Life After Hell is not a book for the “woose” to read and click a sympathetic tongue. Ms. Quintal writes stunning, yet clinical reports of her life almost day by day. If Hell is the address for the experience these children endured, they must have been at the depths.
The children survived, both for a time. But in the end, only Ms. Quintal lives and breathes today with a loving husband and precious children. More reading finds Gladys Quintal longing for beauty, abundance and a dream life. Gladys Quintal wrote a guest blog post for Cardinal Bluff entitled “Life After Hell | Surviving Sexual Abuse, Gladys Quintal, author.”
Added to her childhood days of damnation, she endured the legal system in her efforts to gather evidence on her own with the help of aunts and other family victims so that her tormenting step-father could be further prosecuted and legal justice meted out.
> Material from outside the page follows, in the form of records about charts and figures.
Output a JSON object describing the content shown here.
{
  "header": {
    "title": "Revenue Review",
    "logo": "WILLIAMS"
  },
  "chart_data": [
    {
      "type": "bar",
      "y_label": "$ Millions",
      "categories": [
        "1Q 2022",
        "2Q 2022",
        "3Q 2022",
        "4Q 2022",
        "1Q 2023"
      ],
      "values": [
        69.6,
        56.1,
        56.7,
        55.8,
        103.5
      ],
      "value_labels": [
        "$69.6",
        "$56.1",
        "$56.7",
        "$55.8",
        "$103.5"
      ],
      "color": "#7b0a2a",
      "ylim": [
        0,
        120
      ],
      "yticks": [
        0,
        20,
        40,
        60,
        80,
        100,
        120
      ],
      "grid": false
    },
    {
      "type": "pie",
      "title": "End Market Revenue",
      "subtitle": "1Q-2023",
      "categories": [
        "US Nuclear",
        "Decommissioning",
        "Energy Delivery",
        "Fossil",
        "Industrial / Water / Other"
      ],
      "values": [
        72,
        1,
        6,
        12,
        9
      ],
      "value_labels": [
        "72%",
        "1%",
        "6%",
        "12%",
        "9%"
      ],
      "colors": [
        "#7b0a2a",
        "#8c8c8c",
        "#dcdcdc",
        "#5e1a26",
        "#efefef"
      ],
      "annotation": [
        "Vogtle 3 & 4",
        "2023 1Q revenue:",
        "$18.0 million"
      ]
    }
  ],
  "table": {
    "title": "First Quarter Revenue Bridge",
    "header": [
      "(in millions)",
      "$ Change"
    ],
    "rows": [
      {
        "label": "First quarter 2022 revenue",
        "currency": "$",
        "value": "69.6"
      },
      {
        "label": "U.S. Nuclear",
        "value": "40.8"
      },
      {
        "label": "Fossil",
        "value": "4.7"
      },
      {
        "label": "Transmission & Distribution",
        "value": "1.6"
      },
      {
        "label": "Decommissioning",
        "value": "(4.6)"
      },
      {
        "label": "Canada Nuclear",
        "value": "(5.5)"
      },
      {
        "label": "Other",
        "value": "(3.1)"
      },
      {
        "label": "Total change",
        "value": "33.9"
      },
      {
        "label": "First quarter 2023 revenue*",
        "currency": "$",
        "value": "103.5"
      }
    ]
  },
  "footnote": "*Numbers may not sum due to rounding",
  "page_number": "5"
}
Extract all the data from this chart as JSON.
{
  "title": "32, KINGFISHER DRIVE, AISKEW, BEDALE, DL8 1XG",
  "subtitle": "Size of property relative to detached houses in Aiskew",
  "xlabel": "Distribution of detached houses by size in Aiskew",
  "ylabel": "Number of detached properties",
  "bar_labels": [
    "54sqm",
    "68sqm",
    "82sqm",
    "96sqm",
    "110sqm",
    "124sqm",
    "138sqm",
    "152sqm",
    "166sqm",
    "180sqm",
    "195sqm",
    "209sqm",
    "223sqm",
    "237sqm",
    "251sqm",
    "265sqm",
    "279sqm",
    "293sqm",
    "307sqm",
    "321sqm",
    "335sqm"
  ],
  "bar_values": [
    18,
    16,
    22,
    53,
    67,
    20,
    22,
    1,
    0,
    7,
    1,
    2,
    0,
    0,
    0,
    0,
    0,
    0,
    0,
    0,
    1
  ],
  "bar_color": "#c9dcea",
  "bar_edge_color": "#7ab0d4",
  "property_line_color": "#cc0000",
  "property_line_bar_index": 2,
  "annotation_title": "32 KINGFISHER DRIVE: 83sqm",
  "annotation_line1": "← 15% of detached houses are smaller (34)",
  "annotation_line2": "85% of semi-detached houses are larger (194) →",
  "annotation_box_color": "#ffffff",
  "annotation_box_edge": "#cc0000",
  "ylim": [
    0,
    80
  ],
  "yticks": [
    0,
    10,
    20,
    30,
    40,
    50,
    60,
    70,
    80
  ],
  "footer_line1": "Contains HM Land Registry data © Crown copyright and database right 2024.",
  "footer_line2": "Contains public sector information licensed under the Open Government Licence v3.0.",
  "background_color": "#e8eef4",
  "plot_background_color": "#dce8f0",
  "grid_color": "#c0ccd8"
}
There was no spiritual justice coming from either the perpetrator or the children’s natural mother….nothing but wrongful accusation for the ‘whining’ victims.
Gladys Quintal is a hero in my eyes! She survived and she gathered strength to tattle and keep tattling until she found a level of victory that she can use to move on in her life.
She has an interesting therapy in her choice of artistic statement. She WRITES novels where the hero is an avenging vampire. A vampire (a character type often selected by other authors for castigation) who defends the defenseless with whatever means are necessary. Every story becomes a validation for her own survival and represents her much desired rescue. I don’t usually choose Vampire stories, but I did get a copy of Gladys Quintal’s novel, The Man of My Dreams to read her style and learn more about her. I found a Beauty and the Beast story that will appeal to vampire fans. Reflections of the author’s childhood with abuse added to neglect appear in the descriptions of luxury, ample wealth, food and clothing. Ms. Quintal’s heroine is everything she wished to be as a child, complete with a rescuing hero. Especially appealing for readers to know a little more about the depth of their favorite author.